There are many… many reasons why I don’t want to see Donald Trump become our next president. The list of absurdities that have followed the Trump campaign for over a year now is so long, I’ve reached a point where if I tried to sit here and list all of them, I’d end up forgetting more than I’d remember.
However, Trump’s comments on Wednesday when he encouraged Russians to commit illegal espionage against U.S. citizens (and our country), I believe, should disqualify him from any chance he had at the presidency.
Just in case you missed it, here’s what he had to say:
Russia, if you’re listening, I hope you’re able to find the 30,000 emails that are missing. I think you will probably be rewarded mightily by our press.
Yes, that’s the presidential candidate for the Republican party encouraging a foreign government to commit espionage against the United States.
Having a candidate for a major political party who’s so clueless that he would openly admit that he’s fine with a foreign government (Russia, in this particular instance) hacking and targeting a U.S. citizen (I don’t care who they are) is indefensible.
However, for a moment, let’s ignore what he said and focus on the fact that Donald Trump blatantly admitted that he has no problem if laws are broken (or he possibly even commits treason) just as long as that illegal (and possibly treasonous) activity would target one of his rivals, potentially benefitting him both personally and professionally.

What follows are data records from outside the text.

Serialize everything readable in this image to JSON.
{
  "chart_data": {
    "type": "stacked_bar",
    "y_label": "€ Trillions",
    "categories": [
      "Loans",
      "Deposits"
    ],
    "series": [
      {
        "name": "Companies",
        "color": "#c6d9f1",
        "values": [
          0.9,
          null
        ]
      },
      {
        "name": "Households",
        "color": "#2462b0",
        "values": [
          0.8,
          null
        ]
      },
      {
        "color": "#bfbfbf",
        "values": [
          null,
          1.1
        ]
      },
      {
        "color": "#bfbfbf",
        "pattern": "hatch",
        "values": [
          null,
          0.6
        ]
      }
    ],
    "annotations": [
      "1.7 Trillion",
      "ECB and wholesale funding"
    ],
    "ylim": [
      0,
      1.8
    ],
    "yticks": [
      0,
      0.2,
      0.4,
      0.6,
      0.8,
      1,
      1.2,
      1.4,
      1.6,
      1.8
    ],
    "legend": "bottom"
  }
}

Trump essentially admitted that he hoped the Russian government had the ability to hack into a Secretary of State’s email. That means he’s putting what he hopes would help his presidential campaign before caring about the national security of the United States. If Trump wants to criticize Clinton for using a private server, that’s fine. But it’s an entirely different situation to publicly admit that he’s hoping her server was hacked simply because he’d use that to benefit his campaign.
We can’t forget that this is the same person who said he found a “bright side” to horrific terrorist attacks — simply because he feels that “bright side” benefits him.
This is, by far, the worst thing he’s said during his entire campaign. Yes, the racism, bigotry and hate are all terrible, but this was Donald Trump saying he’s perfectly fine with other countries illegally hacking American citizens, businesses or organizations — just as long as he doesn’t like who they’re targeting.
I don’t care what you think about Hillary Clinton, at the end of the day, we’re all Americans. Under no circumstance should any one individual in this country hope that a foreign government would illegally hack someone (or something) they oppose simply because they want the information that might be exposed to help whatever agenda they have.
Just think about what Trump really proved about himself on Wednesday with these comments: What if he runs for re-election in 2020, would he be okay with China or North Korea trying to dig up dirt on those standing in his way, hoping whatever information that was hacked could be used (as they’re trying to do this year) to manipulate our election to give him a better chance at winning? Furthermore, ask yourself, might someone like Donald Trump actually take steps as president to make it easier for foreign hackers to target potential rivals just as long as he felt it would benefit him?
After all, he’s apparently too ignorant to understand that the Russian government actively trying to manipulate a U.S. presidential election is, to quote Joe Biden, a big f*cking deal. Yet it’s apparently something that, not only does he clearly not have a problem with, but he publicly encouraged.
And why did he do that? Because it’s benefitting his campaign!
On Wednesday, he admitted that he doesn’t really care how the information he might use to go after opponents was obtained, just as long he can somehow utilize it for his own personal and/or professional benefit.
His comments aren’t only absolutely terrifying — they’re dangerous.
If everything else he’s said and done didn’t disqualify him from being our next president, this should. It’s one thing for someone in Donald Trump’s position to levy the usual partisan political attacks against an opponent, that’s to be expected. However, it’s quite another for him to publicly state that he doesn’t mind if foreign governments are using cyber attacks on American citizens, businesses or organizations — just as long as he benefits from those attacks on our national security.